A su regreso a España estaba demacrada, triste y arruinada. Todos se compadecieron de ella pensando que, a pesar de los años transcurridos, la pobre viuda aún no había podido superar la pérdida de sus dos jóvenes maridos.

En el cementerio, arregló unas flores en la tumba de su madre. Al lado, una lápida sin nombre también recibió otro ramo. Tanto ella como su hermana habían acordado mantener ese ritual, de alguna manera, para su desconocido padre, cuyo cuerpo jamás estuvo allí. Su madre murió llevándose el secreto con ella.

 

Cuando Héctor entró en su vida, encontró a una Lola vulnerable. Cayó en sus brazos enseguida; un militar fuerte y seguro de sí mismo era lo que una mujer desvalida necesitaba.

Aun así, él se marchó de su lado durante dos eternos años. Apareció de nuevo una fría noche de invierno y la policía dejó de perseguirla, por fin. Estaba vivo. Su aspecto bronceado y la fotografía en su cartera de una mujer y un bebé de piel morena a la sombra de un baobab, delató que había estado en África.
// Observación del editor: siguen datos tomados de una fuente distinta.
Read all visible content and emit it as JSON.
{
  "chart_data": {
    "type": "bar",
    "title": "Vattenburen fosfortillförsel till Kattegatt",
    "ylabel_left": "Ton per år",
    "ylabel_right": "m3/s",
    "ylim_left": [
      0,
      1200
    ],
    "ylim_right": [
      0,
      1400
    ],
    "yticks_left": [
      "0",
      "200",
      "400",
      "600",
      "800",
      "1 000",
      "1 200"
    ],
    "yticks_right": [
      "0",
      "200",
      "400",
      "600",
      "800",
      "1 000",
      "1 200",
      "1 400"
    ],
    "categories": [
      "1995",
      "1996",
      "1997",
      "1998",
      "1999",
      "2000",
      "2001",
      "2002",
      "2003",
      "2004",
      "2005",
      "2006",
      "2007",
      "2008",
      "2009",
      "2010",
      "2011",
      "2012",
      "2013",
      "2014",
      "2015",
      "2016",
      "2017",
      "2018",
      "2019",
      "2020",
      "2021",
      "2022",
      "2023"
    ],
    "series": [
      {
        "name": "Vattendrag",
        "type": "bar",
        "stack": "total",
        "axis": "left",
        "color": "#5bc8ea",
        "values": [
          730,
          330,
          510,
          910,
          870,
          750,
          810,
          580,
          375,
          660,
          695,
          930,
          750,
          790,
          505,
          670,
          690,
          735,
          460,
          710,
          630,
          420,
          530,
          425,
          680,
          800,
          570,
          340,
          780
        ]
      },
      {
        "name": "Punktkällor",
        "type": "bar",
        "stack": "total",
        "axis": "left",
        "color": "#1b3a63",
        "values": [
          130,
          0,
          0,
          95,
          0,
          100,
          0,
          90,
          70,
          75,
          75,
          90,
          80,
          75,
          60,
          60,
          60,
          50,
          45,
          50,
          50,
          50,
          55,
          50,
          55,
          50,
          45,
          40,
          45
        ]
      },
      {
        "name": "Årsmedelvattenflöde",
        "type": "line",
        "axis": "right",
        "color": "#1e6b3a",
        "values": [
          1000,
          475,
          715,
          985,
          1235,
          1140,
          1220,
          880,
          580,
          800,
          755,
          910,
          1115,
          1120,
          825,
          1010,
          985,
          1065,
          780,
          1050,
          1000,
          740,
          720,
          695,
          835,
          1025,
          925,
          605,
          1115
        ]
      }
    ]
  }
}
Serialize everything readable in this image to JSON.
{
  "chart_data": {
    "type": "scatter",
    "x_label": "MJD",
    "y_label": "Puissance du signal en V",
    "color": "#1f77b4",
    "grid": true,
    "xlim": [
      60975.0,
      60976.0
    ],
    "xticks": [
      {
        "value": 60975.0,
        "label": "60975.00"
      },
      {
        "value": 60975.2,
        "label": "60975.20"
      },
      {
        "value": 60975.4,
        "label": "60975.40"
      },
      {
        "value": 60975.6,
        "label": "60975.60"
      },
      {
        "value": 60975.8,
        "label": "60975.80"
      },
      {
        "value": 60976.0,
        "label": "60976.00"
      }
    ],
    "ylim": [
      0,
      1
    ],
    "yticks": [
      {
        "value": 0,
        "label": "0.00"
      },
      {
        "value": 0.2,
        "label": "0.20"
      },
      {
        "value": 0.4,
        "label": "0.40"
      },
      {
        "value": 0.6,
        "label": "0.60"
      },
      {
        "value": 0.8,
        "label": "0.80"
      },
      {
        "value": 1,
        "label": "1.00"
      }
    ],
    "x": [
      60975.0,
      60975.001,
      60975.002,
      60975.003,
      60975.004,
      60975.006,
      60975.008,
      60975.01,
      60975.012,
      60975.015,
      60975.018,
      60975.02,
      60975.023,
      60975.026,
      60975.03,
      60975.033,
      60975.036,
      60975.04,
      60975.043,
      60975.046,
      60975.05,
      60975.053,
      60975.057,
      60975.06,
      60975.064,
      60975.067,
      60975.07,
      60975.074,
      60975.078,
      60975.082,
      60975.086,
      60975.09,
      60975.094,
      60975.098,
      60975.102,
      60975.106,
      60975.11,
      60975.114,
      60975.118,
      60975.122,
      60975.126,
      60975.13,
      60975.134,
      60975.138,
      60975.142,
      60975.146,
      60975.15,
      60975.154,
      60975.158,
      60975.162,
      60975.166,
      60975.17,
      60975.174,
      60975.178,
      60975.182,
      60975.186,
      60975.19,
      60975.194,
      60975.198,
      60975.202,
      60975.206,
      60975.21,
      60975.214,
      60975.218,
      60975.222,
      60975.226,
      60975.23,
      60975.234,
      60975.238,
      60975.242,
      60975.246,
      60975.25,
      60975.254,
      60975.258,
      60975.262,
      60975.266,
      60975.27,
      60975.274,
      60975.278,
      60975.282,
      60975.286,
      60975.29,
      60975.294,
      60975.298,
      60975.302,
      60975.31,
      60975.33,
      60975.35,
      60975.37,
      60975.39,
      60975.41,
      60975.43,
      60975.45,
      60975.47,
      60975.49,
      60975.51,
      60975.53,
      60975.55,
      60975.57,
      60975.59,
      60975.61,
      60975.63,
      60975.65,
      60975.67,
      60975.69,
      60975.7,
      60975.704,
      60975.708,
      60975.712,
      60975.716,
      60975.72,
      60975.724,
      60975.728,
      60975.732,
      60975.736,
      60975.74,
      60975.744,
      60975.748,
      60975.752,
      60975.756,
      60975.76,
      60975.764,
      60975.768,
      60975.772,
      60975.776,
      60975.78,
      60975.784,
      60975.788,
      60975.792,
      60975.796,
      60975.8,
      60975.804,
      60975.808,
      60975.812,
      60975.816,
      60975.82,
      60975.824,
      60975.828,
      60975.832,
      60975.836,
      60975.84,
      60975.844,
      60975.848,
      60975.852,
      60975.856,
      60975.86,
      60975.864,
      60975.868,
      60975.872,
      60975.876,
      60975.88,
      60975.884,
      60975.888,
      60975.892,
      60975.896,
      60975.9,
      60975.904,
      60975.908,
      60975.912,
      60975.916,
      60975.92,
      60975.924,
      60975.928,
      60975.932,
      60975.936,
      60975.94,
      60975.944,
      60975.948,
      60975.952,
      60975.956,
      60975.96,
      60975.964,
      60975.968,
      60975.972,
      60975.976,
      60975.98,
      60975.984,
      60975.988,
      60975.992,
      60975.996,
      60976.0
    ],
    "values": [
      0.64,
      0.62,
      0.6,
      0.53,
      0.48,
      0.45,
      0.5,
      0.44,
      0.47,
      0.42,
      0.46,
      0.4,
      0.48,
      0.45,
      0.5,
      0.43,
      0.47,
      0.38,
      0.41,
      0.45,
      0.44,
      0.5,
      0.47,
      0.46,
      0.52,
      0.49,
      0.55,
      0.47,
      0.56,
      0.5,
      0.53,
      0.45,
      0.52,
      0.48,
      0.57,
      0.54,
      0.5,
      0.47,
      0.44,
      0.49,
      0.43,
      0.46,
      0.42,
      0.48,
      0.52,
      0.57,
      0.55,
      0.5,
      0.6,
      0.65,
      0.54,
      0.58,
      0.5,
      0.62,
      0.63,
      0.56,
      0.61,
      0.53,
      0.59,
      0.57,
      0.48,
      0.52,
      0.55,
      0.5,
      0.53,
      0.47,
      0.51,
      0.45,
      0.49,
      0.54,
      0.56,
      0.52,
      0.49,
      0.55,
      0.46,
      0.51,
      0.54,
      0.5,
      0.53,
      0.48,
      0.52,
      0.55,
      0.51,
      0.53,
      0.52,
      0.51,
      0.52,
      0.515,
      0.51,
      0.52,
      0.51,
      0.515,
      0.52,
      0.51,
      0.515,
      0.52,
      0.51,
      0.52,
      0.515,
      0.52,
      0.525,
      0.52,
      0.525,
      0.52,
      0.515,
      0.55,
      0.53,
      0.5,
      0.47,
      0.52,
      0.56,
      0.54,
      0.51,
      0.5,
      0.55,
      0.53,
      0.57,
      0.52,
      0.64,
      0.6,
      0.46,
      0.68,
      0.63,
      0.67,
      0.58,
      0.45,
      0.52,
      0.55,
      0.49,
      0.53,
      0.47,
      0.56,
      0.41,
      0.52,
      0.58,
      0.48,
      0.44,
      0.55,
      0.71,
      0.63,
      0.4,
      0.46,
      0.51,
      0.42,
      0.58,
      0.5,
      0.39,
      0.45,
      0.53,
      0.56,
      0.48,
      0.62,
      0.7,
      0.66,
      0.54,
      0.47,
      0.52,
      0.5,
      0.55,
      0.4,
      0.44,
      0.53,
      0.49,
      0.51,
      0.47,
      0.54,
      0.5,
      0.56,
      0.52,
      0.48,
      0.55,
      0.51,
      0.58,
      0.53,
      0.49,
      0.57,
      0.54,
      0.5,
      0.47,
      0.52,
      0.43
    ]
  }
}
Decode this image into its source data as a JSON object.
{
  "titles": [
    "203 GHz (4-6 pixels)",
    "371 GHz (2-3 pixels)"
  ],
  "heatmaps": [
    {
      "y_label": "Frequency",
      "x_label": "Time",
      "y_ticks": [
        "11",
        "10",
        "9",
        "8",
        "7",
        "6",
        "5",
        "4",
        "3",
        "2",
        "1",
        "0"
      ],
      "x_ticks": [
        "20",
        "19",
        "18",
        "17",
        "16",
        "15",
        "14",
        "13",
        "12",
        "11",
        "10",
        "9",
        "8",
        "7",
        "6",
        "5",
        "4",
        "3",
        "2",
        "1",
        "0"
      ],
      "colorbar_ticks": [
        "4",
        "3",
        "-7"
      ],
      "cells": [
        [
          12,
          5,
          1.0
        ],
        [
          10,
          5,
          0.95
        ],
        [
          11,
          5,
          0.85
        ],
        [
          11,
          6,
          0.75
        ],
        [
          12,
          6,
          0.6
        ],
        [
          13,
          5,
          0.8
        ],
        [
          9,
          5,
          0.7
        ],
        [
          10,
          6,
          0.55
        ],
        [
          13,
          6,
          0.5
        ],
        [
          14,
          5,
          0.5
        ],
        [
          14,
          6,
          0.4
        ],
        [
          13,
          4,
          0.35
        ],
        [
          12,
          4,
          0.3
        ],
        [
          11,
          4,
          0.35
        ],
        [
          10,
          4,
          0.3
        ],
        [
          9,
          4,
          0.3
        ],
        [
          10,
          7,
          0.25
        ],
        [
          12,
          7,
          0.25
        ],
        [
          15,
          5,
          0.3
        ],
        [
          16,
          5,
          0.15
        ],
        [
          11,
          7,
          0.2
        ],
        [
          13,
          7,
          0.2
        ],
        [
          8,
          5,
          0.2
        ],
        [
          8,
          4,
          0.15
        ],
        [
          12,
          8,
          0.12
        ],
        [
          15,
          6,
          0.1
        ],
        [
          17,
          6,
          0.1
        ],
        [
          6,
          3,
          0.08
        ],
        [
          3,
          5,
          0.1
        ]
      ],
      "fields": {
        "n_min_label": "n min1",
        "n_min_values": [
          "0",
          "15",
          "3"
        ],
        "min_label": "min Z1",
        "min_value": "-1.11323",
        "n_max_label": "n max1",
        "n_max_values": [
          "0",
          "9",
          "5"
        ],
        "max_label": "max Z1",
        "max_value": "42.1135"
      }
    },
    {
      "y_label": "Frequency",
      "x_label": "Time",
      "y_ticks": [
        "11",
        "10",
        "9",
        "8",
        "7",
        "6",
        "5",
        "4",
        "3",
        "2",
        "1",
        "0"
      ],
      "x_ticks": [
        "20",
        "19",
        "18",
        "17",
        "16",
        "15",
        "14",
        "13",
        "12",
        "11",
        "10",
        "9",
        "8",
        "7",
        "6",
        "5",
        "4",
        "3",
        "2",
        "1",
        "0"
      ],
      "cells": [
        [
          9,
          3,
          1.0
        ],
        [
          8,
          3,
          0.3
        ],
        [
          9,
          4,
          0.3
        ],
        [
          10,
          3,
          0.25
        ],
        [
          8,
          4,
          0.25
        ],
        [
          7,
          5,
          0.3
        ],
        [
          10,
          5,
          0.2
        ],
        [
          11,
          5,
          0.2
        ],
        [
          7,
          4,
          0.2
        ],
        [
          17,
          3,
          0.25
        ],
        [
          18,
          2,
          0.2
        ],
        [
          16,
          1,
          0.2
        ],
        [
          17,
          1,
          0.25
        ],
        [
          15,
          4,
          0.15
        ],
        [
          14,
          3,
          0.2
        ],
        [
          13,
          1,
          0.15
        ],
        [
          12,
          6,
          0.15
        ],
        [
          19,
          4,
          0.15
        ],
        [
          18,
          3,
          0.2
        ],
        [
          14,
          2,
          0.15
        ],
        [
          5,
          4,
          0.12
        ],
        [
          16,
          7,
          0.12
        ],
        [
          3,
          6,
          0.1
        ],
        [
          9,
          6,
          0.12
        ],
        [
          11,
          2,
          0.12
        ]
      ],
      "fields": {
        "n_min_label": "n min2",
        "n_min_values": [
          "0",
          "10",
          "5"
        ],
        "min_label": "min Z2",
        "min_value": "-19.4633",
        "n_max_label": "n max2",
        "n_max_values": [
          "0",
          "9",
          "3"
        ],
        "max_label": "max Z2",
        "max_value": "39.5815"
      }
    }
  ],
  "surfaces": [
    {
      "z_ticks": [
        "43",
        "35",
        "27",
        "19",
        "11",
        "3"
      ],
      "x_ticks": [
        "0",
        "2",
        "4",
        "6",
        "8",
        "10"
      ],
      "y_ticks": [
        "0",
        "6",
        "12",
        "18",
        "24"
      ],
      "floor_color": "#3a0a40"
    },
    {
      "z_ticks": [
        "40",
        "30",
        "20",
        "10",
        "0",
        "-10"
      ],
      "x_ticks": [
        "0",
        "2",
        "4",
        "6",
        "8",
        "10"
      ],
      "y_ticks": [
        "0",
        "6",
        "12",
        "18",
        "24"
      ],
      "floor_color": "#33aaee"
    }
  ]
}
-¿Para qué has vuelto? -le preguntaba Lola cada mañana, mientras le observaba leyendo el periódico.

Héctor se limitaba a untar otra tostada en mantequilla y miel de brezo y a darle un sonoro beso en la mejilla, cuando ella le acompañaba hasta la puerta.

La encontraron muerta en la bañera. Electrocución; rezaba el acta.

En comisaría, la joven teniente López grababa su segundo encuentro con Héctor.

-Responda ¿Para qué ha vuelto? ¿Ha echado en falta algo en la casa? ¿Podría tratarse de un robo? ¿Tiene usted idea de por qué su mujer querría suicidarse? ¿Sabe si tenía enemigos?

-No lo sé. Ya le he dicho que no estábamos casados, y que estuve algún tiempo fuera, no llegué a conocer a sus amigos, ni a sus enemigos -le decía el militar apretando dientes y puños y chasqueando sus nudillos.

¿Y por qué cree usted que existe la sospecha de que ha sido asesinada?

-Supongo que…nadie sobrevive a sí mismo.